Pormenor da capa de MAGDALENE (autoria de Matthew Stone)

FKA twigs, MAGDALENE | em análise

Do poder à solidão, da necessidade à súplica, MAGDALENE, de FKA twigs, oferece um retrato do humano e do feminino onde pulsam as tensões que definem o agora.

Muito se tem dito sobre a omnipresença da figura de Maria Madalena no segundo álbum de Tahliah Debrett Barnett. Aspecto facilmente exagerado, que tende a esquecer o quanto de MAGDALENE é a digestão dolorosa dos momentos difíceis atravessados por FKA twigs desde que, em 2014, editou o seu LP1, um dos álbuns mais marcantes da cultura musical desta década prestes a terminar. Nos cinco anos que entretanto passaram, duas relações infrutíferas mas mediáticas com os actores Robert Pattinson e Shia LaBeouf, meses de dores abdominais até à extracção de vários tumores no útero, a necessidade de trabalhar como bailarina num projecto de Spike Lee apenas quatro semanas depois da cirurgia, a solidão do desconhecido nas cidades americanas de Nova Iorque e Los Angeles onde parte do novo disco foi composto e gravado, tudo se acumulou para fazer destes anos um tempo de sofrimento e reflexão pessoal e de MAGDALENE o seu resultado (i-D). Ainda assim, FKA twigs confessou a sua obsessão pela figura desta santa dos primeiros tempos do cristianismo, desde a infância na St Edward’s School, uma escola privada católica de Cheltenham, reconhecendo o quanto lhe serviu de inspiração, fio condutor e fonte de imagens para a composição do álbum e da arte visual que o envolve.

Neste período conturbado da vida, a artista britânica encontrou consolo na personagem neo-testamentária que a tradição foi modelando e corrigindo historicamente.

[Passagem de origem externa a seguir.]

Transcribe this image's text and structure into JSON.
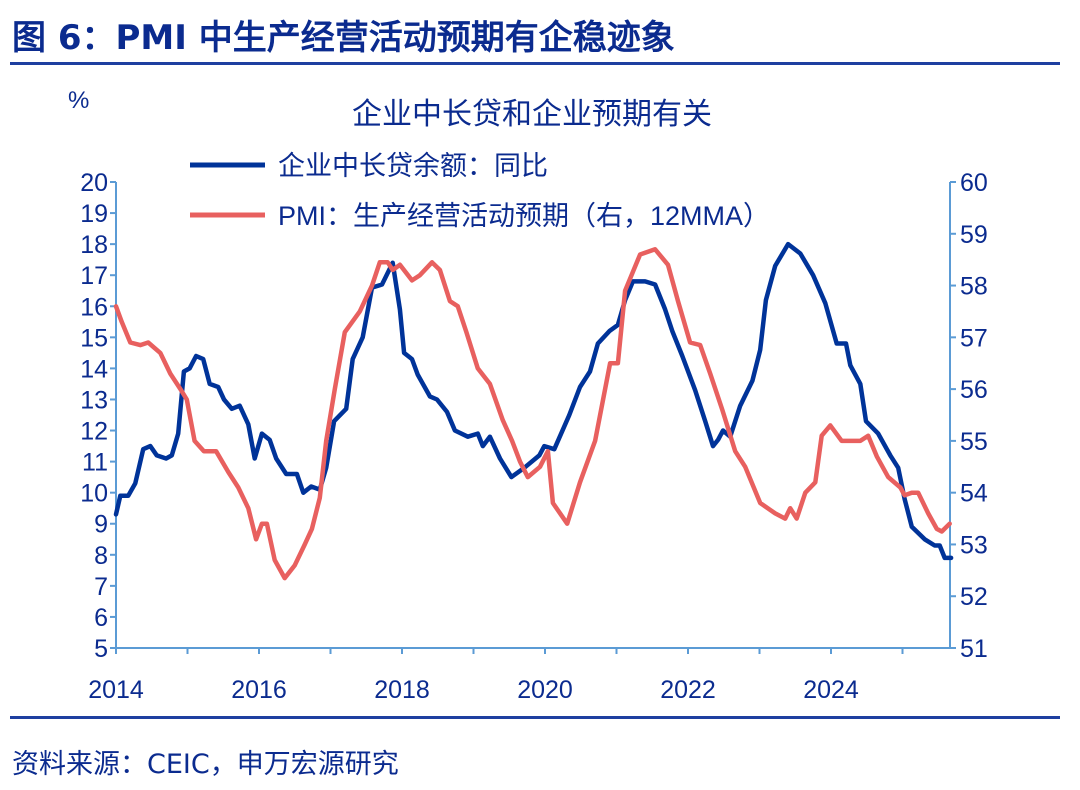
{
  "figure": {
    "title": "图 6：PMI 中生产经营活动预期有企稳迹象",
    "source": "资料来源：CEIC，申万宏源研究"
  },
  "colors": {
    "loan_series": "#003399",
    "pmi_series": "#e8605f",
    "axis": "#5b9bd5",
    "text": "#0b2b8f"
  },
  "chart_data": {
    "type": "line",
    "title": "企业中长贷和企业预期有关",
    "ylabel": "%",
    "xlim": [
      2014,
      2025.68
    ],
    "ylim": [
      5,
      20
    ],
    "y2lim": [
      51,
      60
    ],
    "grid": false,
    "legend_position": "top",
    "x_ticks": [
      "2014",
      "2016",
      "2018",
      "2020",
      "2022",
      "2024"
    ],
    "y_ticks": [
      "5",
      "6",
      "7",
      "8",
      "9",
      "10",
      "11",
      "12",
      "13",
      "14",
      "15",
      "16",
      "17",
      "18",
      "19",
      "20"
    ],
    "y2_ticks": [
      "51",
      "52",
      "53",
      "54",
      "55",
      "56",
      "57",
      "58",
      "59",
      "60"
    ],
    "series": [
      {
        "name": "企业中长贷余额：同比",
        "axis": "left",
        "x": [
          2014.0,
          2014.06,
          2014.17,
          2014.27,
          2014.38,
          2014.48,
          2014.57,
          2014.7,
          2014.78,
          2014.87,
          2014.95,
          2015.03,
          2015.12,
          2015.22,
          2015.31,
          2015.43,
          2015.51,
          2015.62,
          2015.73,
          2015.85,
          2015.94,
          2016.04,
          2016.15,
          2016.24,
          2016.38,
          2016.53,
          2016.62,
          2016.73,
          2016.85,
          2016.94,
          2017.05,
          2017.22,
          2017.31,
          2017.45,
          2017.58,
          2017.72,
          2017.87,
          2017.97,
          2018.03,
          2018.14,
          2018.22,
          2018.39,
          2018.49,
          2018.63,
          2018.74,
          2018.92,
          2019.06,
          2019.13,
          2019.23,
          2019.37,
          2019.53,
          2019.71,
          2019.92,
          2019.99,
          2020.13,
          2020.34,
          2020.49,
          2020.63,
          2020.74,
          2020.9,
          2021.02,
          2021.12,
          2021.23,
          2021.4,
          2021.54,
          2021.68,
          2021.78,
          2021.92,
          2022.1,
          2022.24,
          2022.35,
          2022.42,
          2022.49,
          2022.59,
          2022.73,
          2022.9,
          2023.01,
          2023.09,
          2023.22,
          2023.4,
          2023.57,
          2023.75,
          2023.92,
          2024.08,
          2024.21,
          2024.27,
          2024.41,
          2024.49,
          2024.66,
          2024.83,
          2024.94,
          2025.03,
          2025.13,
          2025.31,
          2025.45,
          2025.52,
          2025.59,
          2025.68
        ],
        "y": [
          9.3,
          9.9,
          9.9,
          10.3,
          11.4,
          11.5,
          11.2,
          11.1,
          11.2,
          11.9,
          13.9,
          14.0,
          14.4,
          14.3,
          13.5,
          13.4,
          13.0,
          12.7,
          12.8,
          12.2,
          11.1,
          11.9,
          11.7,
          11.1,
          10.6,
          10.6,
          10.0,
          10.2,
          10.1,
          10.8,
          12.3,
          12.7,
          14.3,
          15.0,
          16.6,
          16.7,
          17.4,
          15.9,
          14.5,
          14.3,
          13.8,
          13.1,
          13.0,
          12.6,
          12.0,
          11.8,
          11.9,
          11.5,
          11.8,
          11.1,
          10.5,
          10.8,
          11.2,
          11.5,
          11.4,
          12.5,
          13.4,
          13.9,
          14.8,
          15.2,
          15.4,
          16.2,
          16.8,
          16.8,
          16.7,
          15.9,
          15.2,
          14.4,
          13.3,
          12.3,
          11.5,
          11.7,
          12.0,
          11.8,
          12.8,
          13.6,
          14.6,
          16.2,
          17.3,
          18.0,
          17.7,
          17.0,
          16.1,
          14.8,
          14.8,
          14.1,
          13.5,
          12.3,
          11.9,
          11.2,
          10.8,
          9.8,
          8.9,
          8.5,
          8.3,
          8.3,
          7.9,
          7.9
        ]
      },
      {
        "name": "PMI：生产经营活动预期（右，12MMA）",
        "axis": "right",
        "x": [
          2014.0,
          2014.08,
          2014.2,
          2014.34,
          2014.45,
          2014.62,
          2014.76,
          2014.9,
          2014.99,
          2015.1,
          2015.23,
          2015.4,
          2015.57,
          2015.71,
          2015.85,
          2015.96,
          2016.04,
          2016.11,
          2016.22,
          2016.36,
          2016.5,
          2016.64,
          2016.74,
          2016.85,
          2016.94,
          2017.06,
          2017.2,
          2017.41,
          2017.58,
          2017.69,
          2017.8,
          2017.87,
          2017.97,
          2018.14,
          2018.25,
          2018.42,
          2018.53,
          2018.67,
          2018.78,
          2018.9,
          2019.06,
          2019.23,
          2019.41,
          2019.54,
          2019.65,
          2019.76,
          2019.93,
          2020.04,
          2020.11,
          2020.31,
          2020.49,
          2020.7,
          2020.91,
          2021.02,
          2021.12,
          2021.33,
          2021.54,
          2021.72,
          2021.86,
          2022.03,
          2022.17,
          2022.31,
          2022.48,
          2022.66,
          2022.8,
          2023.01,
          2023.22,
          2023.36,
          2023.43,
          2023.52,
          2023.64,
          2023.78,
          2023.87,
          2023.99,
          2024.15,
          2024.41,
          2024.52,
          2024.64,
          2024.8,
          2024.97,
          2025.03,
          2025.13,
          2025.22,
          2025.36,
          2025.48,
          2025.55,
          2025.66
        ],
        "y": [
          57.6,
          57.3,
          56.9,
          56.85,
          56.9,
          56.7,
          56.3,
          56.0,
          55.8,
          55.0,
          54.8,
          54.8,
          54.4,
          54.1,
          53.7,
          53.1,
          53.4,
          53.4,
          52.7,
          52.35,
          52.6,
          53.0,
          53.3,
          53.9,
          55.0,
          56.0,
          57.1,
          57.5,
          58.0,
          58.45,
          58.45,
          58.3,
          58.4,
          58.1,
          58.2,
          58.45,
          58.3,
          57.7,
          57.6,
          57.1,
          56.4,
          56.1,
          55.4,
          55.0,
          54.6,
          54.3,
          54.5,
          54.8,
          53.8,
          53.4,
          54.2,
          55.0,
          56.5,
          56.5,
          57.9,
          58.6,
          58.7,
          58.4,
          57.7,
          56.9,
          56.85,
          56.3,
          55.6,
          54.8,
          54.5,
          53.8,
          53.6,
          53.5,
          53.7,
          53.5,
          54.0,
          54.2,
          55.1,
          55.3,
          55.0,
          55.0,
          55.1,
          54.7,
          54.3,
          54.1,
          53.95,
          54.0,
          54.0,
          53.6,
          53.3,
          53.25,
          53.4
        ]
      }
    ]
  }
}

Segundo o comunicado de imprensa que acompanhou a partilha do single “Holy Terrain”, FKA twigs nunca pensou que “o desgosto pudesse ser tão avassalador”, tendo encontrado compaixão na altura de maior desaire, confusão e fractura: “Parei de me julgar a mim própria e, nesse momento, descobri a esperança em ‘Madalena’. Estar-lhe-ei sempre grata.” Para sermos precisos, o que serviu de lenitivo a Tahliah Barnett foi a sua interpretação particular desta figura bíblica. Para FKA twigs, a descrição de Maria Madalena como a pecadora que descobre o seu incomensurável valor ao ser olhada por Jesus, tão dependente deste homem divino para perceber e ser quem é, não passa de um arquétipo paternalista. Em MAGDALENE, a figura da santa metamorfoseia-se num outro arquétipo retirado da cultura romântica e decadentista do século XIX, em gestação desde a publicação do Paradise Lost, de John Milton. No álbum, é a cortesã, a mulher demoníaca, o anjo (ou alienígena) caído, mesclado ainda da pureza da história original, quem canta, suplica, oferece-se, enfurece-se, vinga-se, gaba-se, reflecte, chora e geme até ao final, quando perplexa, atónita e “overwhelmed” cai dos píncaros da sua tentativa, envolta em celofane.

A virgem e a meretriz, como Madalena, enquanto arquétipo, representa para mim ambas essas coisas. Como mulher, posso ser inocente, pura e fresca e, ao mesmo tempo, também perigosa, conhecedora, sedutora e poderosa, essas coisas podem acontecer simultaneamente. Na sociedade moderna de hoje em dia, as mulheres são muitas vezes postas na posição de ter de escolher uma delas, o que é uma pena. Somos as mulheres mais poderosas, podemos ser uma e outra coisa. (a Annie Mac, BBC Studios)

MAGDALENE | “CELLOPHANE”

MAGDALENE funda-se assim num revisionismo pós-moderno do passado e do seu legado de imagens culturais, na paródia que, de há quarenta anos para cá, vem reconfigurando o modo como nos vemos a nós próprios e às relações que estabelecemos uns com os outros. A dimensão do “poder”, aqui evocada, percorre todo o álbum, configurando uma certa imagem do feminino e uma dada concepção do amor. No tema de abertura, o tom de ameaça, presente tanto no aviso insistente de “If I walk out the door” quanto na vigilância dos mil olhos prontos a acordar, contrasta com os sentimentos de devoção e misericórdia habitualmente associados à música sacra medieval e renascentista, de que “thousand eyes” é uma engenhosa reconstrução art-pop, na sua melodia de canto gregoriano, na subtil polifonia a acenar ao de leve ao estilo de Allegri e Palestrina, na reverberação tão sugestiva do eco dos grandes mosteiros.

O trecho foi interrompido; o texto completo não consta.